Crab Racing at the Friend in Hand, Glebe
It’s Wednesday and that must mean it’s crab racing night at the Friend in Hand. As we rock up, we meet Fretsy, leaning against his pea green ute outside the pub. He plays in the house band Delicate Feathers on Sunday nights. He’s also known as Kangaroo Dave because he’s a roofer by day.
Fretsy shows me around his local, introducing me to Mitch the barman and Georgie, the pub’s cockatoo. He loves this place - says it reminds him of the legendary Spud Murphy’s Roadhouse in Pimba near Port Augusta.
The pub groans with piles of kitsch and memorabilia documenting a place that's so well patronised.
As the sun sets, Mick Byrne aka Byrnsy (co-owner with his brother Pete) gets his crab gear on. He’s a friendly bear of man who between spruiking for business and larking with the locals sweeps the fag ends off the pavement.
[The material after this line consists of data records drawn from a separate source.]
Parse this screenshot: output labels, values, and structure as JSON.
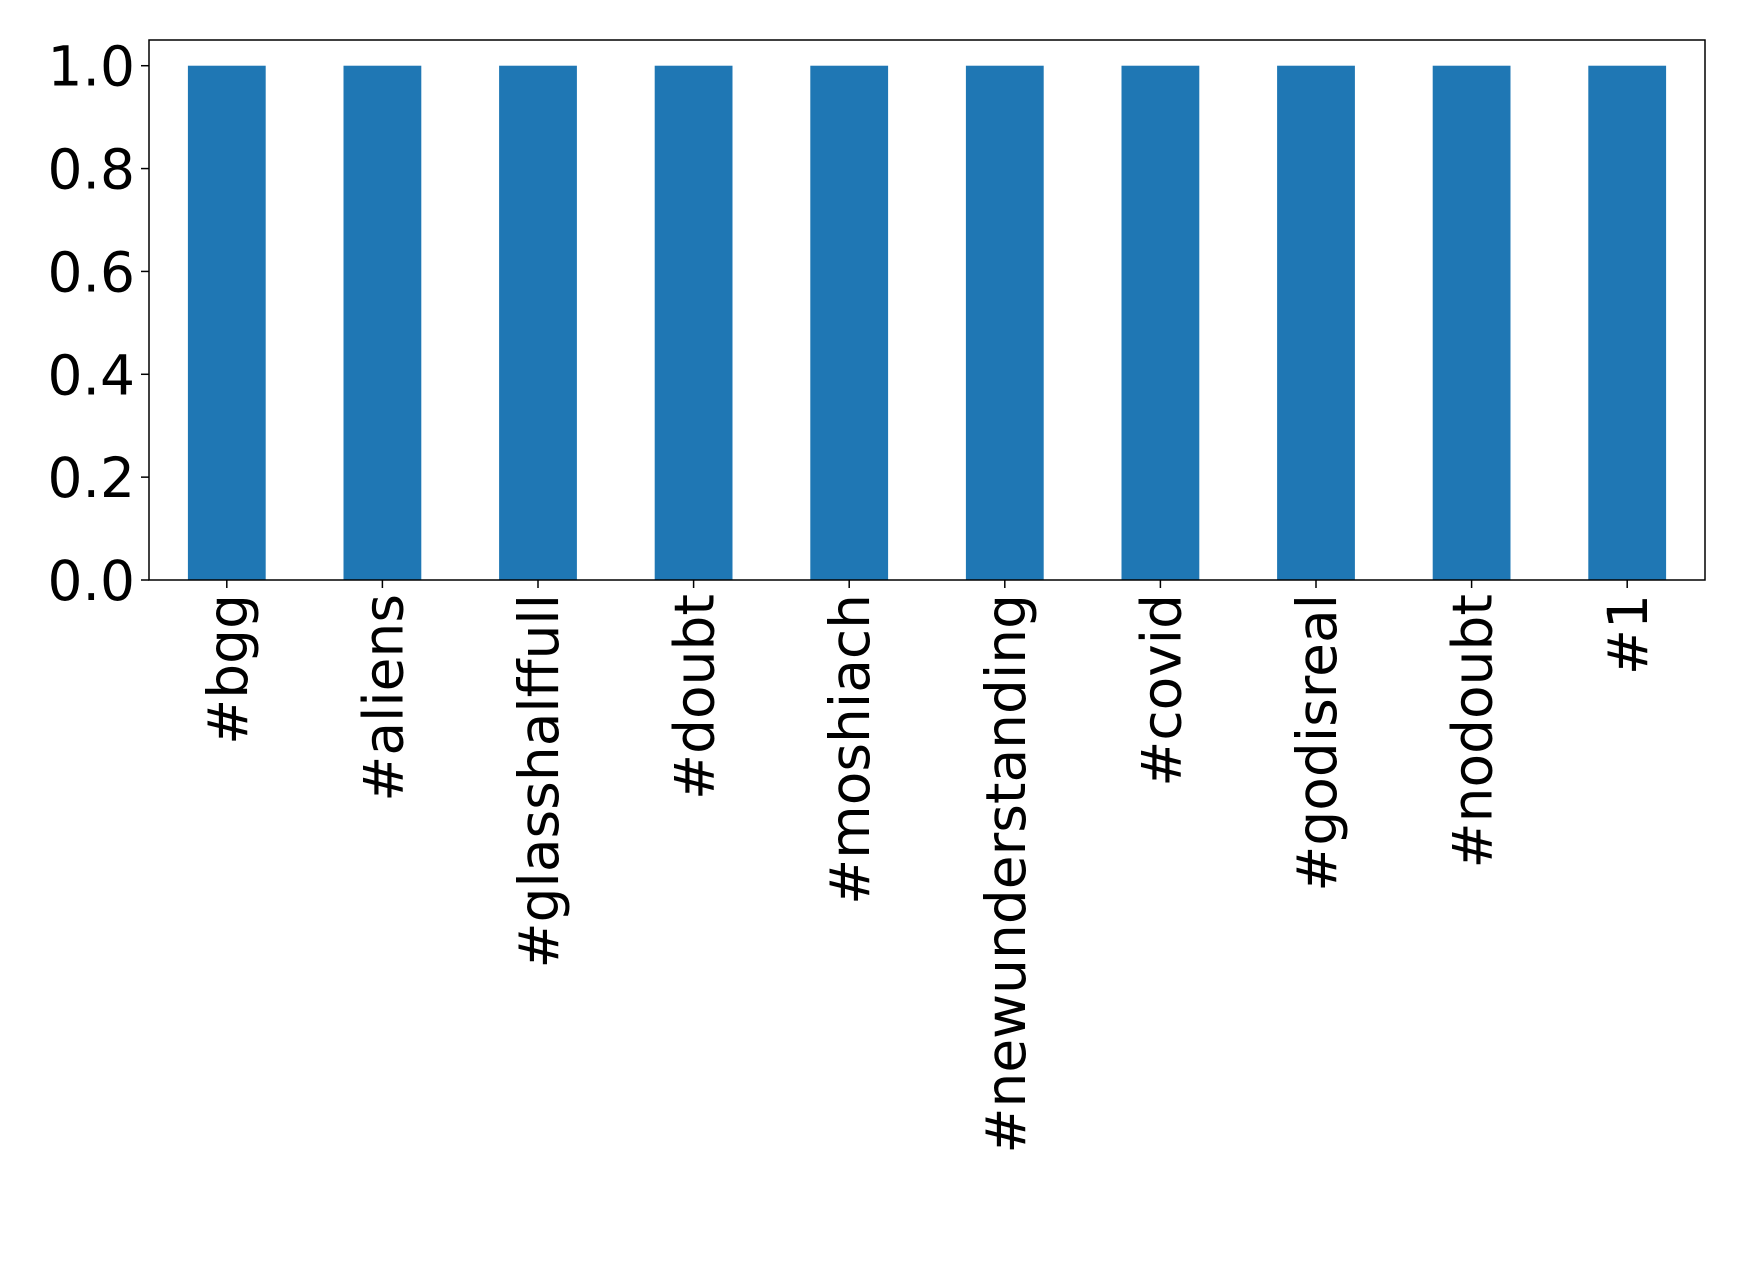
{
  "chart_data": {
    "type": "bar",
    "categories": [
      "#bgg",
      "#aliens",
      "#glasshalffull",
      "#doubt",
      "#moshiach",
      "#newunderstanding",
      "#covid",
      "#godisreal",
      "#nodoubt",
      "#1"
    ],
    "values": [
      1,
      1,
      1,
      1,
      1,
      1,
      1,
      1,
      1,
      1
    ],
    "color": "#1f77b4",
    "ylim": [
      0,
      1.05
    ],
    "yticks": [
      {
        "value": 0,
        "label": "0.0"
      },
      0.2,
      0.4,
      0.6,
      0.8,
      {
        "value": 1,
        "label": "1.0"
      }
    ],
    "grid": false
  }
}
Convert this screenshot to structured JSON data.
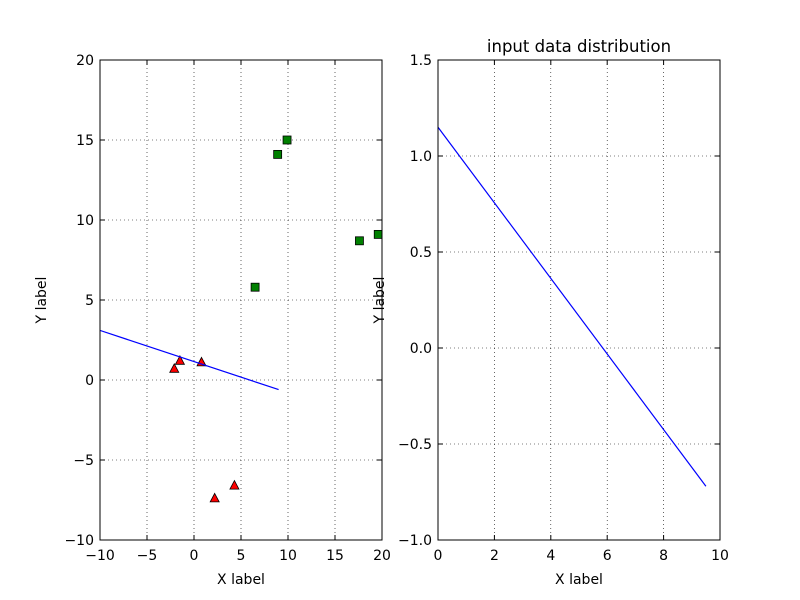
{
  "chart_data": [
    {
      "type": "scatter",
      "title": "",
      "xlabel": "X label",
      "ylabel": "Y label",
      "xlim": [
        -10,
        20
      ],
      "ylim": [
        -10,
        20
      ],
      "xticks": [
        -10,
        -5,
        0,
        5,
        10,
        15,
        20
      ],
      "yticks": [
        -10,
        -5,
        0,
        5,
        10,
        15,
        20
      ],
      "xtick_labels": [
        "−10",
        "−5",
        "0",
        "5",
        "10",
        "15",
        "20"
      ],
      "ytick_labels": [
        "−10",
        "−5",
        "0",
        "5",
        "10",
        "15",
        "20"
      ],
      "grid": true,
      "series": [
        {
          "marker": "square",
          "color": "#008000",
          "points": [
            [
              6.5,
              5.8
            ],
            [
              8.9,
              14.1
            ],
            [
              9.9,
              15.0
            ],
            [
              17.6,
              8.7
            ],
            [
              19.6,
              9.1
            ]
          ]
        },
        {
          "marker": "triangle",
          "color": "#ff0000",
          "points": [
            [
              -2.1,
              0.7
            ],
            [
              -1.5,
              1.2
            ],
            [
              0.8,
              1.1
            ],
            [
              2.2,
              -7.4
            ],
            [
              4.3,
              -6.6
            ]
          ]
        },
        {
          "marker": "line",
          "color": "#0000ff",
          "points": [
            [
              -10,
              3.1
            ],
            [
              9.0,
              -0.6
            ]
          ]
        }
      ]
    },
    {
      "type": "line",
      "title": "input data distribution",
      "xlabel": "X label",
      "ylabel": "Y label",
      "xlim": [
        0,
        10
      ],
      "ylim": [
        -1.0,
        1.5
      ],
      "xticks": [
        0,
        2,
        4,
        6,
        8,
        10
      ],
      "yticks": [
        -1.0,
        -0.5,
        0.0,
        0.5,
        1.0,
        1.5
      ],
      "xtick_labels": [
        "0",
        "2",
        "4",
        "6",
        "8",
        "10"
      ],
      "ytick_labels": [
        "−1.0",
        "−0.5",
        "0.0",
        "0.5",
        "1.0",
        "1.5"
      ],
      "grid": true,
      "series": [
        {
          "marker": "line",
          "color": "#0000ff",
          "points": [
            [
              0,
              1.15
            ],
            [
              9.5,
              -0.72
            ]
          ]
        }
      ]
    }
  ]
}
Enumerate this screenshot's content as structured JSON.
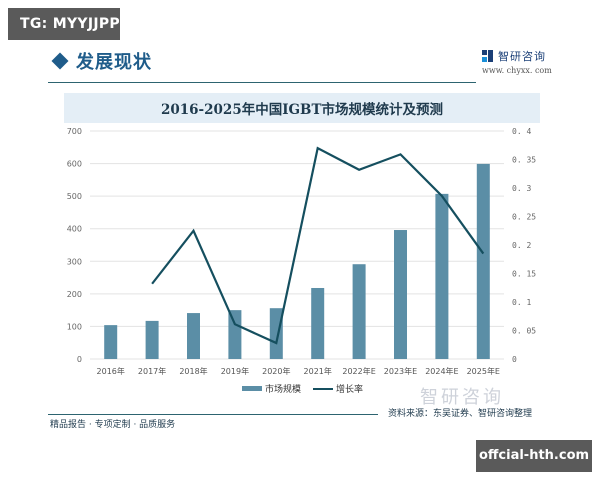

Numbers steadily build and by 9.00, locals and tourists make the move upstairs where the stage is set for the night. It’s a load of good old fashioned fun, with liberal use of water pistols, hooola hoops, balloons and loud music, carried along on a wave of Byrnsy’s exuberance and sheer bonhomie.
Bets on the sand crabs are $3.00 a pop and punters get to name them, the dirtier the better.
The race trumpet blares the start up call and the crabs are dumped in the middle of the mini stage. Byrnsy calls the race by shouting out the names in quick fire succession: ‘number four Princess, number four Princess, Number 21 Crabalicious, Number 21 Crabalicious, Number 5, Randy Racer, number five Randy Racer’. First one to slither across the outer circle wins.